Depending on what cable service provider you ultimately decide to go with, DVR on average will cost you anywhere from $8 to $20 extra on top of what you are paying for your package. Let’s take a look at Comcast Xfinity deals, which is what I decided to go with for my cable service (solely based on location). Before even beginning my search for the best deal, I was set on picking a service that would provide me with DVR. After many nights of sleeping on the couch at my friend’s apartment and scrolling through his massive list of recorded shows, I knew this is what I wanted for myself. Knowing I would need internet included really narrowed my search down to the products they offer under the “Bundles” section. The Digital Starter (around $70) and the Digital Preferred package (around $88) both seemed perfectly fine for me, but I noticed there was no DVR included. A quick scroll through the Triple Play deals (Cable, phone, internet) revealed only one bundle at two different prices offering DVR (one price for the first 12 months & one price straight up). Natural human instinct led me to take the package at a discounted price for the first twelve months (HD Premier XF Triple Play). This ran me around $160 a month, which seemed perfectly reasonable at the time.

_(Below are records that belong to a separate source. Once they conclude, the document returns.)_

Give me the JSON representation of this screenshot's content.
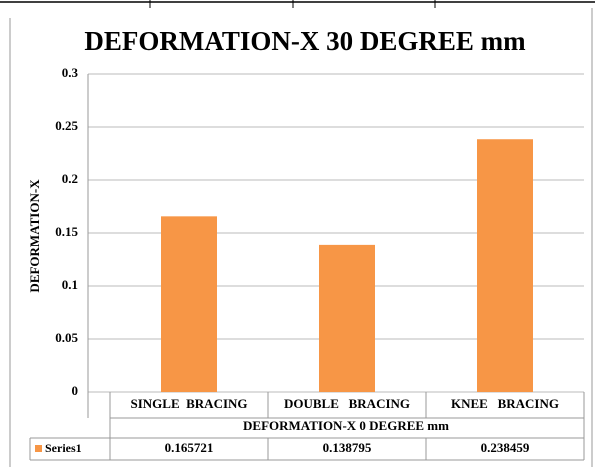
{
  "chart_data": {
    "type": "bar",
    "title": "DEFORMATION-X 30 DEGREE mm",
    "y_label": "DEFORMATION-X",
    "x_label": "DEFORMATION-X 0 DEGREE mm",
    "categories": [
      "SINGLE  BRACING",
      "DOUBLE   BRACING",
      "KNEE   BRACING"
    ],
    "series": [
      {
        "name": "Series1",
        "color": "#f79646",
        "values": [
          0.165721,
          0.138795,
          0.238459
        ]
      }
    ],
    "ylim": [
      0,
      0.3
    ],
    "yticks": [
      0,
      0.05,
      0.1,
      0.15,
      0.2,
      0.25,
      0.3
    ],
    "grid": true
  }
}
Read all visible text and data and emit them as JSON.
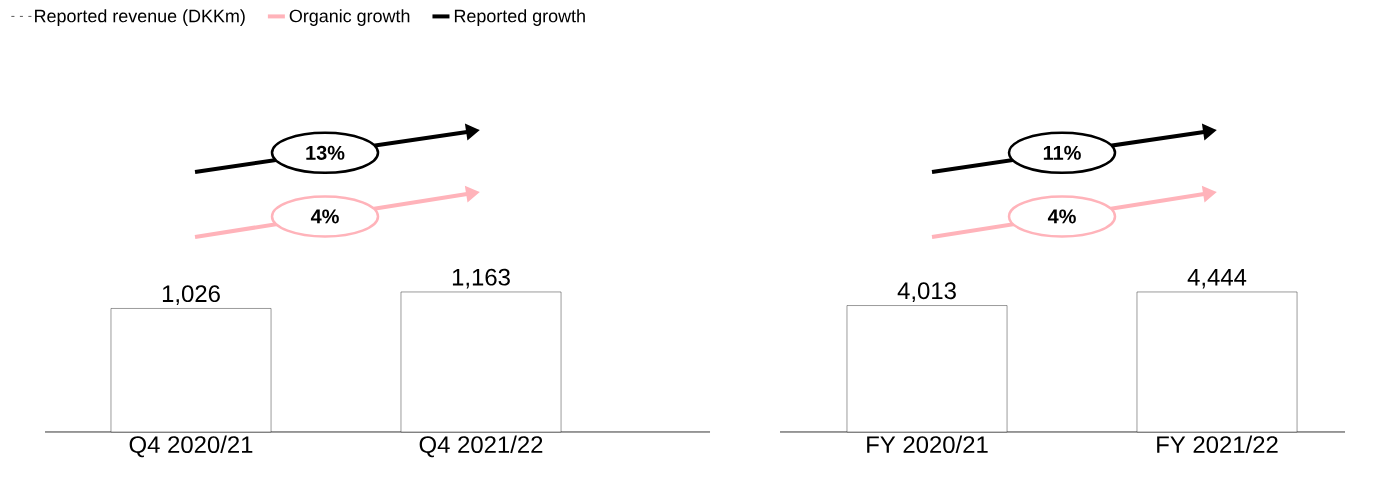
{
  "chart_data": [
    {
      "type": "bar",
      "categories": [
        "Q4 2020/21",
        "Q4 2021/22"
      ],
      "legend": "top left",
      "series": [
        {
          "name": "Reported revenue (DKKm)",
          "color": "#ffffff",
          "values": [
            1026,
            1163
          ],
          "value_labels": [
            "1,026",
            "1,163"
          ]
        },
        {
          "name": "Organic growth",
          "type": "line",
          "color": "#ffb3ba",
          "values": [
            null,
            null
          ]
        },
        {
          "name": "Reported growth",
          "type": "line",
          "color": "#000000",
          "values": [
            null,
            null
          ]
        }
      ],
      "annotations": [
        "13%",
        "4%"
      ]
    },
    {
      "type": "bar",
      "categories": [
        "FY 2020/21",
        "FY 2021/22"
      ],
      "series": [
        {
          "color": "#ffffff",
          "values": [
            4013,
            4444
          ],
          "value_labels": [
            "4,013",
            "4,444"
          ]
        }
      ],
      "annotations": [
        "11%",
        "4%"
      ]
    }
  ]
}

The first couple of months I absolutely loved my new service. HBO, Starz, Showtime – what more could a television junkie need? Soon I began to realize that my favorite shows I was spending so much time and effort recording, were easily accessible through XFINITY On Demand the next day. Sure, it may take a few extra seconds to bring up the episode or movie, but who doesn’t have a few extra seconds these days? It was at this point that I realized I probably should have gone with the cheaper version (roughly $10 – $20 cheaper depending on current deals) that did not include the DVR. Sure you may say, “hey, it’s only 10 bucks”, but then I realized that I pay $8 a month for my Netflix service. Downgrading caused me to save a little money, nothing life changing, but enough for me to feel better about myself. Not to mention, there are so many services now (Netlfix, Hulu, Amazon Prime, etc.) that have amazing deals, making cable seemingly worthless (unless you are a sports freak). The bottom line is that you will most likely have to pay more money for a bundle or package that includes a DVR service. Viewing media has become so easy and accessible via the internet that in all honesty I have been considering canceling my cable package altogether. Recording shows to watch the next day ended up seeming pointless when they would be put “On Demand” anyways. For me, the cons seemed to outweigh the pros, which is why I ended up ditching my DVR service.